Потом тетя-дежурная подойдет к капитану, расскажет легенду, расчувствовавшийся капитан возьмет этого лишнего пассажира на приставное кресло… людей надо возить… кто ж виноват… уж во всяком случае, не пассажир… проводницы поворчат, коротая непродолжительный отдых на контейнере в кухне… а какие и упрутся: командир, мы – не берем! И не возьмут, и командир не заставит: не положено проводнице лететь без места, оборудованного привязным ремнем. И высадят человека.
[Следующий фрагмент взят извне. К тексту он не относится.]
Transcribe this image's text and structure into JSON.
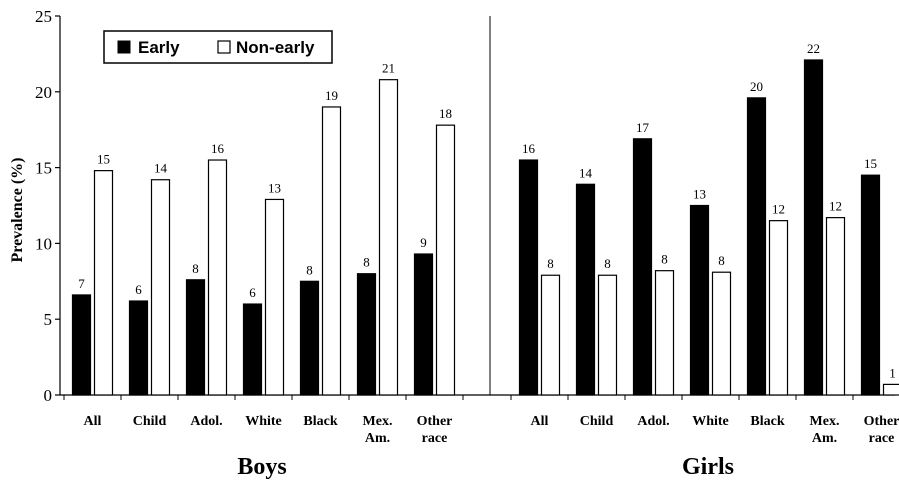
{
  "chart_data": {
    "type": "bar",
    "ylabel": "Prevalence (%)",
    "ylim": [
      0,
      25
    ],
    "yticks": [
      0,
      5,
      10,
      15,
      20,
      25
    ],
    "grid": false,
    "legend_position": "top-left",
    "colors": {
      "Early": "#000000",
      "Non-early": "#ffffff"
    },
    "groups": [
      {
        "name": "Boys",
        "categories": [
          "All",
          "Child",
          "Adol.",
          "White",
          "Black",
          "Mex.\nAm.",
          "Other\nrace"
        ],
        "series": [
          {
            "name": "Early",
            "values": [
              6.6,
              6.2,
              7.6,
              6.0,
              7.5,
              8.0,
              9.3
            ],
            "labels": [
              "7",
              "6",
              "8",
              "6",
              "8",
              "8",
              "9"
            ]
          },
          {
            "name": "Non-early",
            "values": [
              14.8,
              14.2,
              15.5,
              12.9,
              19.0,
              20.8,
              17.8
            ],
            "labels": [
              "15",
              "14",
              "16",
              "13",
              "19",
              "21",
              "18"
            ]
          }
        ]
      },
      {
        "name": "Girls",
        "categories": [
          "All",
          "Child",
          "Adol.",
          "White",
          "Black",
          "Mex.\nAm.",
          "Other\nrace"
        ],
        "series": [
          {
            "name": "Early",
            "values": [
              15.5,
              13.9,
              16.9,
              12.5,
              19.6,
              22.1,
              14.5
            ],
            "labels": [
              "16",
              "14",
              "17",
              "13",
              "20",
              "22",
              "15"
            ]
          },
          {
            "name": "Non-early",
            "values": [
              7.9,
              7.9,
              8.2,
              8.1,
              11.5,
              11.7,
              0.7
            ],
            "labels": [
              "8",
              "8",
              "8",
              "8",
              "12",
              "12",
              "1"
            ]
          }
        ]
      }
    ]
  }
}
Я заинтересовался группой людей, оживленно жестикулирующих за оградой у выхода. Видимо, семья: отец, мать, двое ребятишек – и у них проблемы. Дежурная грудью закрывала амбразуру, семья рвалась на перрон, и видно было, что страсти накалились до предела. Растрепанный лысоватый папаша, лет сорока, грузный, взмыленный, поминутно вытиравший пот грязным мокрым платком; маленькая, похожая на взъерошенную синицу мамаша, со съехавшей с плеча бретелькой сарафана, изо всех сил сжимающая в одной руке сумочку, а в другой держа ее содержимое и два измятых паспорта; девочка лет десяти, растерянно заглядывающая в лицо папе, маме и тете; сопливый мальчик в одних трусиках, готовый зареветь… обычная картина летнего перрона. Что-то у них не срослось.